La solitude qui flotte autour de toi m'enivre, elle me berce, me démoralise et m'apaise à la fois. J'aime te voir triste et tourmenté parce que ce sont les seuls moments que tu passes à mes côtés, les seules fois où tu t'approches de moi, que tu me regarde et que tu me parle pendant des heures. Les questions que tu te posent nous permettent de nous maintenir unis parce que j'aime quand tu viens chercher tant bien que mal des réponses à mes côtés, que je ne sais pas te procurer ou que je garde parfois pour moi par pur égoïsme parce que quand c'est le cas, quand c'est cette solution que j'applique tu te blottis contre moi, et à ces moments là et à ceux là seulement tu redécouvre un petit peu à chaque fois la fille avec qui tu fais ta vie.
J'existe pour les soirs où tes bras entourent mon corps, quand les mots ne sont plus un calvaire pour toi et qu'il t'es possible d'où moins pas insurmontable de me les dire. Parfois tu débordes de sentiments, de paroles qui me font peurs, j'arrive à apercevoir tout se désordre, tes doutes, tes peines et tes joies. J'avoue qu'il m'arrive d'en avoir peur, parce que si un jour je n'arrive plus à y remédier, tout tes petits soucis, imagine qu'un jour tu tombe sur quelqu'un qui ai réponse à tout, et qui ne fasse pas comme moi, qui ne te fasse pas patienter.

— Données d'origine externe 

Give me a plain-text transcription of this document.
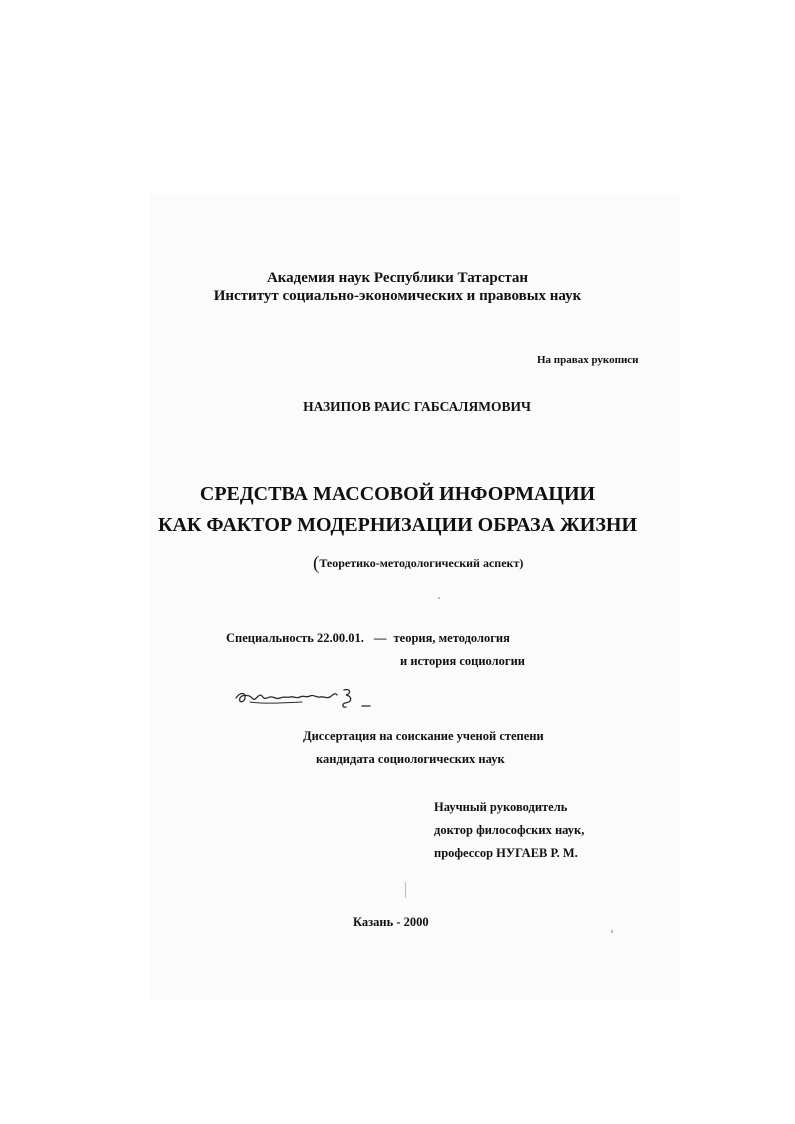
Академия наук Республики Татарстан
Институт социально-экономических и правовых наук
На правах рукописи
НАЗИПОВ РАИС ГАБСАЛЯМОВИЧ
СРЕДСТВА МАССОВОЙ ИНФОРМАЦИИ
КАК ФАКТОР МОДЕРНИЗАЦИИ ОБРАЗА ЖИЗНИ
(Теоретико-методологический аспект)
Специальность 22.00.01. — теория, методология
и история социологии
Диссертация на соискание ученой степени
кандидата социологических наук
Научный руководитель
доктор философских наук,
профессор НУГАЕВ Р. М.
Казань - 2000
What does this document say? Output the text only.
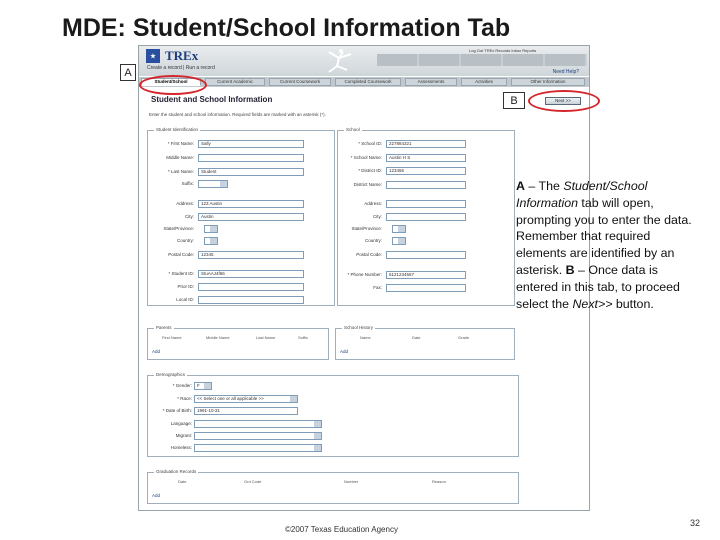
MDE: Student/School Information Tab
TREx
Create a record | Run a record
Log Out TREx Records Inbox Reports
Need Help?
Student/School	Current Academic	Current Coursework	Completed Coursework	Assessments	Activities	Other Information
Student and School Information	Next >>
Enter the student and school information. Required fields are marked with an asterisk (*).
Student Identification
* First Name:	Sally
Middle Name:
* Last Name:	Student
Suffix:
Address:	123 Austin
City:	Austin
State/Province:
Country:
Postal Code:	12345
* Student ID:	StuAAJ4f66
Prior ID:
Local ID:
School
* School ID:	227884321
* School Name:	Austin H S
* District ID:	123456
District Name:
Address:
City:
State/Province:
Country:
Postal Code:
* Phone Number:	5121234567
Fax:
Parents
First Name	Middle Name	Last Name	Suffix
Add
School History
Name	Date	Grade
Add
Demographics
* Gender:	F
* Race:	<< Select one or all applicable >>
* Date of Birth:	1991-10-31
Language:
Migrant:
Homeless:
Graduation Records
Date	Grd Code	Number	Reason
Add
A
B
A – The Student/School Information tab will open, prompting you to enter the data. Remember that required elements are identified by an asterisk. B – Once data is entered in this tab, to proceed select the Next>> button.
©2007 Texas Education Agency
32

Je vis pour tout ce qui te constitue, parce que quand je te vois j'arrive à m'oublier, tu me donnes la force d'oublier les soucis de ne m'occuper que de toi, de ne plus penser à moi, de ne plus savoir même si j'existe réellement.
Le soir quand tu t'enfiles sous les couvertures que tu te retourne sans mots, ni murmures et que ton silence m'empêche même de respirer il m'arrive de rêver d'endroits et de personnes mieux que toi, mieux que ce que nous formons. Et j'aperçois parfois même une parcelle de bonheur, des couleurs qui donnent envie d'évasion alors qu'à mes côtés à l'endroit où tu te trouve t'entoure un nuage. Malgré çà, malgré tout ce qui t'entoure, tout ce qui devrait me faire fuir, quand j'ai accepter, autoriser mon c½ur de t'aimer il à tout pris, pas eu le temps de faire le tris de ce que j'aimerais ou non. Alors tes journées monotones elles sont devenues mon quotidien, elles sont miennes que je le veuille ou non, je n'ai pas eue le temps de choisir et je ne regrette pas. Je ne croyais pas que notre amour ressemblerait à quelque choses comme ça, je ne pensais pas que l'amour pouvait se présenter de cette façon la. Je me suis trompée et j'ai appris, appris à avancée, à vivre, à exister et surtout à survivre pour toi !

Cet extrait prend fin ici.